Chiamarle “storielle” è cosa seria – come seri sono sempre i giochi –, perché in verità questi racconti, con una vena umoristica che percorre tutto il libro, invitano a meditare, e con il lettore – proprio come fa il titolo – giocano continuamente: lo spiazzano, ne spostano lo sguardo sollevandolo dalla quotidianità o, al contrario, spingendolo nelle pieghe dei giorni per osservarli al microscopio.
Racconti filosofici, insomma, ma “da prendere con le pinze”, così come con le loro chele il Signor Granchio e il Signor Scorpione, dialogando fra loro di letteratura, deprecano l’abitudine degli uomini a scrivere solo di uomini, aprendo il ventaglio delle possibilità narrative a tutti i regni: animale, minerale, vegetale, con l’aggiunta del mirabile spettrale – il regno dei fantasmi.
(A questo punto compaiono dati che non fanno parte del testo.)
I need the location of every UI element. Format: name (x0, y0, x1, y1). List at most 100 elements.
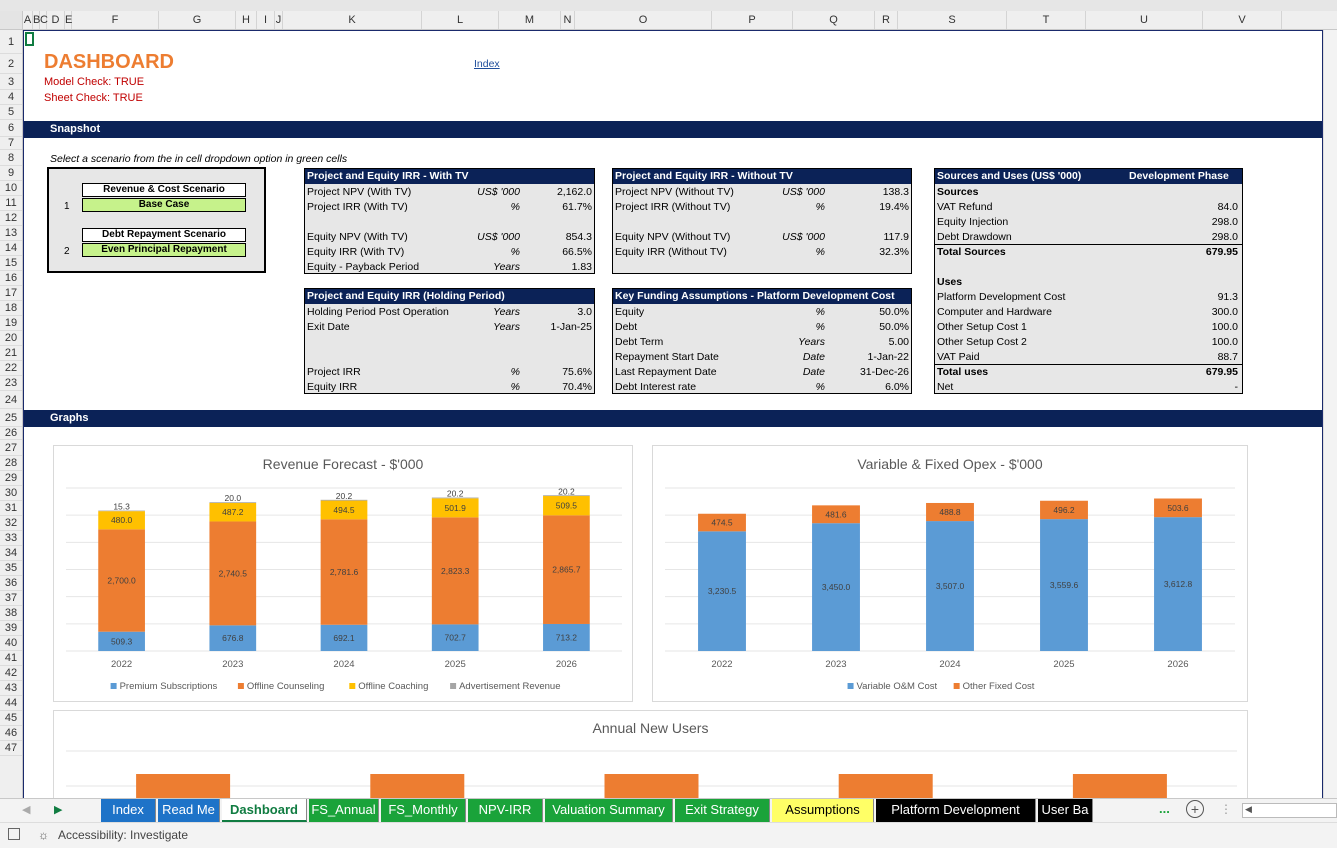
column-header-h[interactable]: H (236, 11, 257, 29)
tab-read-me[interactable]: Read Me (158, 799, 220, 822)
row-header-24[interactable]: 24 (0, 391, 22, 409)
tab-splitter-icon[interactable]: ⋮ (1220, 802, 1232, 816)
opex-chart-bar[interactable] (1040, 519, 1088, 651)
column-header-c[interactable]: C (40, 11, 48, 29)
opex-chart-bar[interactable] (1040, 500, 1088, 520)
row-header-46[interactable]: 46 (0, 726, 22, 741)
row-header-29[interactable]: 29 (0, 471, 22, 486)
opex-chart-bar[interactable] (698, 513, 746, 532)
new-users-bar[interactable] (136, 774, 231, 798)
tab-index[interactable]: Index (101, 799, 156, 822)
row-header-42[interactable]: 42 (0, 666, 22, 681)
row-header-39[interactable]: 39 (0, 621, 22, 636)
column-header-f[interactable]: F (72, 11, 159, 29)
row-header-12[interactable]: 12 (0, 211, 22, 226)
row-header-35[interactable]: 35 (0, 561, 22, 576)
column-header-v[interactable]: V (1203, 11, 1282, 29)
vertical-scrollbar[interactable] (1323, 30, 1337, 798)
row-header-36[interactable]: 36 (0, 576, 22, 591)
column-header-q[interactable]: Q (793, 11, 875, 29)
row-header-18[interactable]: 18 (0, 301, 22, 316)
tab-dashboard[interactable]: Dashboard (222, 799, 307, 822)
row-header-5[interactable]: 5 (0, 105, 22, 120)
revenue-chart-bar[interactable] (431, 517, 479, 625)
revenue-chart-bar[interactable] (98, 510, 145, 512)
revenue-chart-bar[interactable] (209, 521, 257, 626)
row-header-7[interactable]: 7 (0, 137, 22, 150)
opex-chart-bar[interactable] (1154, 498, 1202, 518)
row-header-8[interactable]: 8 (0, 150, 22, 166)
row-header-28[interactable]: 28 (0, 456, 22, 471)
revenue-chart-bar[interactable] (543, 515, 590, 624)
row-header-41[interactable]: 41 (0, 651, 22, 666)
row-header-9[interactable]: 9 (0, 166, 22, 181)
revenue-chart[interactable]: Revenue Forecast - $'000 509.3 2,700.0 480… (53, 445, 633, 702)
accessibility-status[interactable]: Accessibility: Investigate (58, 828, 189, 842)
column-header-l[interactable]: L (422, 11, 499, 29)
opex-chart[interactable]: Variable & Fixed Opex - $'000 3,230.5 474… (652, 445, 1248, 702)
index-link[interactable]: Index (474, 58, 500, 70)
opex-chart-bar[interactable] (812, 523, 860, 651)
select-all-corner[interactable] (0, 11, 23, 30)
row-header-10[interactable]: 10 (0, 181, 22, 196)
revenue-chart-bar[interactable] (98, 631, 145, 651)
revenue-chart-bar[interactable] (98, 511, 145, 530)
revenue-chart-bar[interactable] (543, 496, 590, 516)
column-header-j[interactable]: J (275, 11, 283, 29)
column-header-r[interactable]: R (875, 11, 898, 29)
row-header-37[interactable]: 37 (0, 591, 22, 606)
row-header-17[interactable]: 17 (0, 286, 22, 301)
column-header-o[interactable]: O (575, 11, 712, 29)
column-header-k[interactable]: K (283, 11, 422, 29)
column-header-a[interactable]: A (23, 11, 33, 29)
row-header-15[interactable]: 15 (0, 256, 22, 271)
opex-chart-bar[interactable] (698, 531, 746, 651)
column-header-n[interactable]: N (561, 11, 575, 29)
column-header-m[interactable]: M (499, 11, 561, 29)
row-header-21[interactable]: 21 (0, 346, 22, 361)
row-header-40[interactable]: 40 (0, 636, 22, 651)
row-header-45[interactable]: 45 (0, 711, 22, 726)
horizontal-scrollbar[interactable]: ◀ (1242, 803, 1337, 818)
column-header-b[interactable]: B (33, 11, 40, 29)
row-header-16[interactable]: 16 (0, 271, 22, 286)
column-header-t[interactable]: T (1007, 11, 1086, 29)
revenue-chart-bar[interactable] (543, 623, 590, 651)
row-header-23[interactable]: 23 (0, 376, 22, 391)
row-header-4[interactable]: 4 (0, 90, 22, 105)
revenue-chart-bar[interactable] (431, 497, 479, 499)
opex-chart-bar[interactable] (926, 502, 974, 522)
tab-user-ba[interactable]: User Ba (1038, 799, 1093, 822)
revenue-chart-bar[interactable] (209, 502, 257, 503)
revenue-scenario-dropdown[interactable]: Base Case (82, 198, 246, 212)
revenue-chart-bar[interactable] (209, 625, 257, 651)
tab-npv-irr[interactable]: NPV-IRR (468, 799, 543, 822)
tab-fs-monthly[interactable]: FS_Monthly (381, 799, 466, 822)
opex-chart-bar[interactable] (1154, 517, 1202, 651)
tab-platform-development[interactable]: Platform Development (876, 799, 1036, 822)
column-header-e[interactable]: E (65, 11, 72, 29)
column-header-d[interactable]: D (47, 11, 65, 29)
row-header-27[interactable]: 27 (0, 440, 22, 456)
row-header-14[interactable]: 14 (0, 241, 22, 256)
new-users-bar[interactable] (838, 774, 933, 798)
row-header-3[interactable]: 3 (0, 74, 22, 90)
row-header-43[interactable]: 43 (0, 681, 22, 696)
row-header-47[interactable]: 47 (0, 741, 22, 756)
revenue-chart-bar[interactable] (209, 502, 257, 522)
new-users-bar[interactable] (370, 774, 465, 798)
tab-assumptions[interactable]: Assumptions (772, 799, 874, 822)
row-header-38[interactable]: 38 (0, 606, 22, 621)
revenue-chart-bar[interactable] (98, 529, 145, 632)
macro-record-icon[interactable] (8, 828, 20, 840)
new-users-bar[interactable] (604, 774, 699, 798)
revenue-chart-bar[interactable] (431, 624, 479, 651)
scroll-left-icon[interactable]: ◀ (1245, 804, 1252, 814)
row-header-1[interactable]: 1 (0, 30, 22, 54)
revenue-chart-bar[interactable] (543, 495, 590, 497)
row-header-30[interactable]: 30 (0, 486, 22, 501)
row-header-20[interactable]: 20 (0, 331, 22, 346)
tab-valuation-summary[interactable]: Valuation Summary (545, 799, 673, 822)
row-header-13[interactable]: 13 (0, 226, 22, 241)
column-header-u[interactable]: U (1086, 11, 1203, 29)
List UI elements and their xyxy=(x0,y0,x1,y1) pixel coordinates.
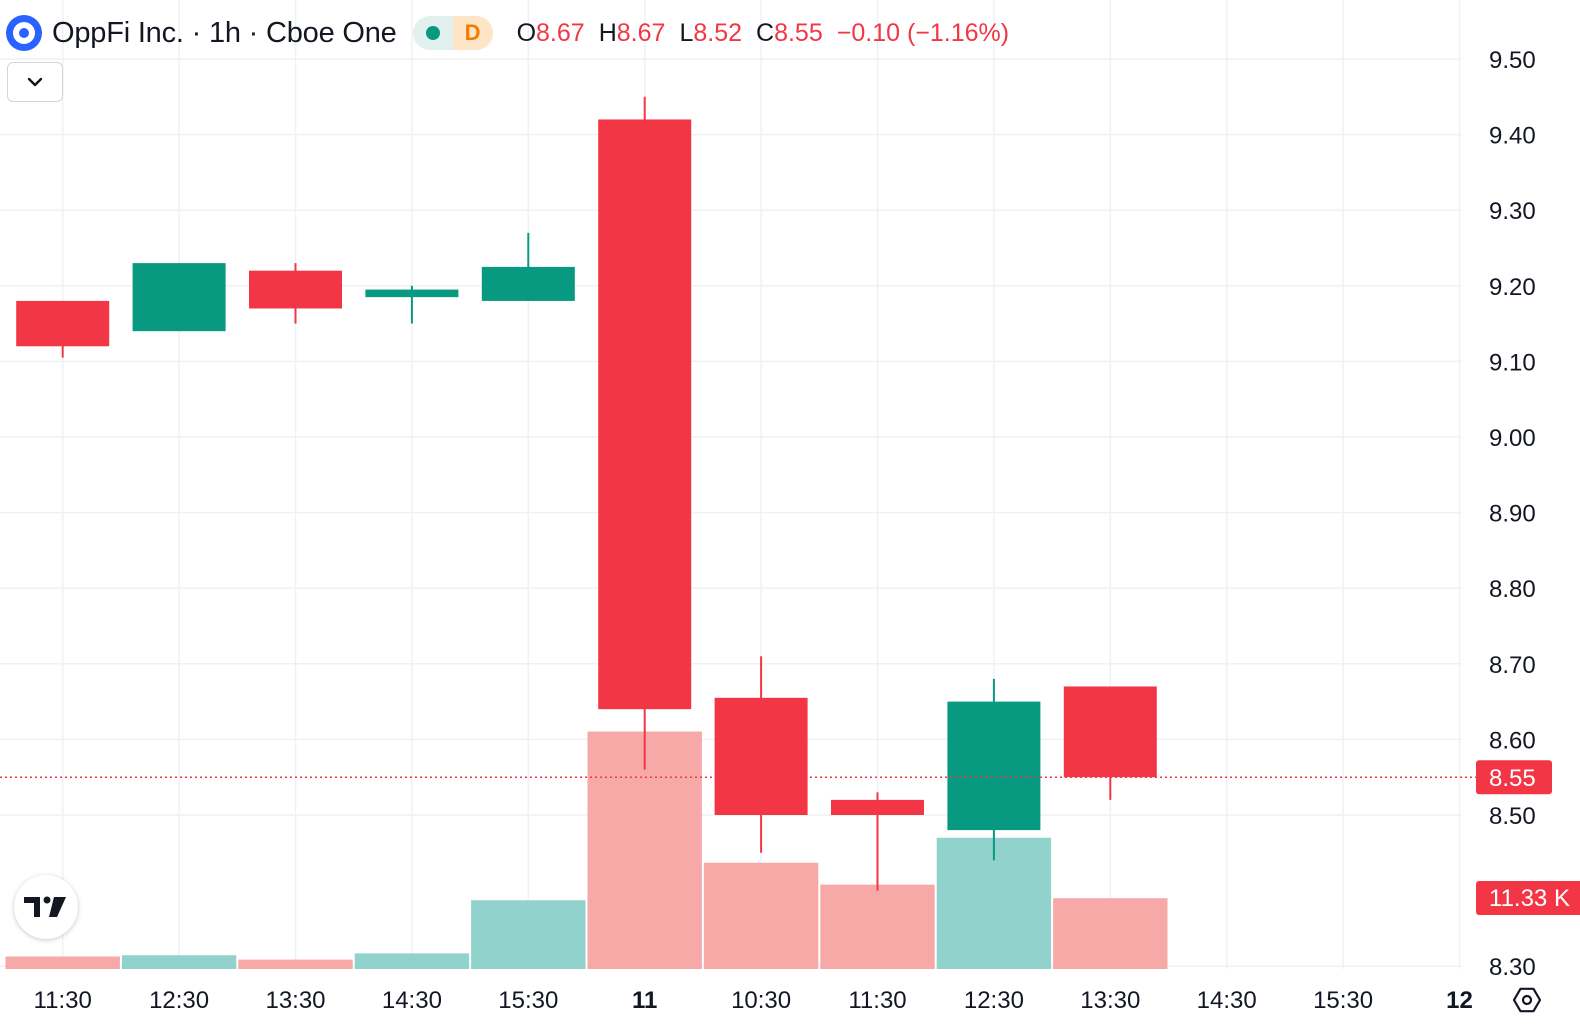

Ed ecco allora un saporito susseguirsi di storie di uomini ma anche di gatti e di batteri, di mosche che mangiano divani, ecco congiure di ceneri e spettri di soldati caduti in battaglia, ecco capre che fanno innamorare e fiori che emigrano in Norvegia.
Luigi Lo Cascio, confermando il suo talento di scrittore e forte di una tradizione letteraria che va da Landolfi a Buzzati e da Kafka a Borges, dà voce alle nostre più grandi paure e alle piccole ossessioni, denudandole e portandole all’estremo, al punto da renderle paradossali e grottesche – quando non, per contro, liriche e commoventi.
Abbiamo intorno un mondo per salvarci, ma raramente ci facciamo caso.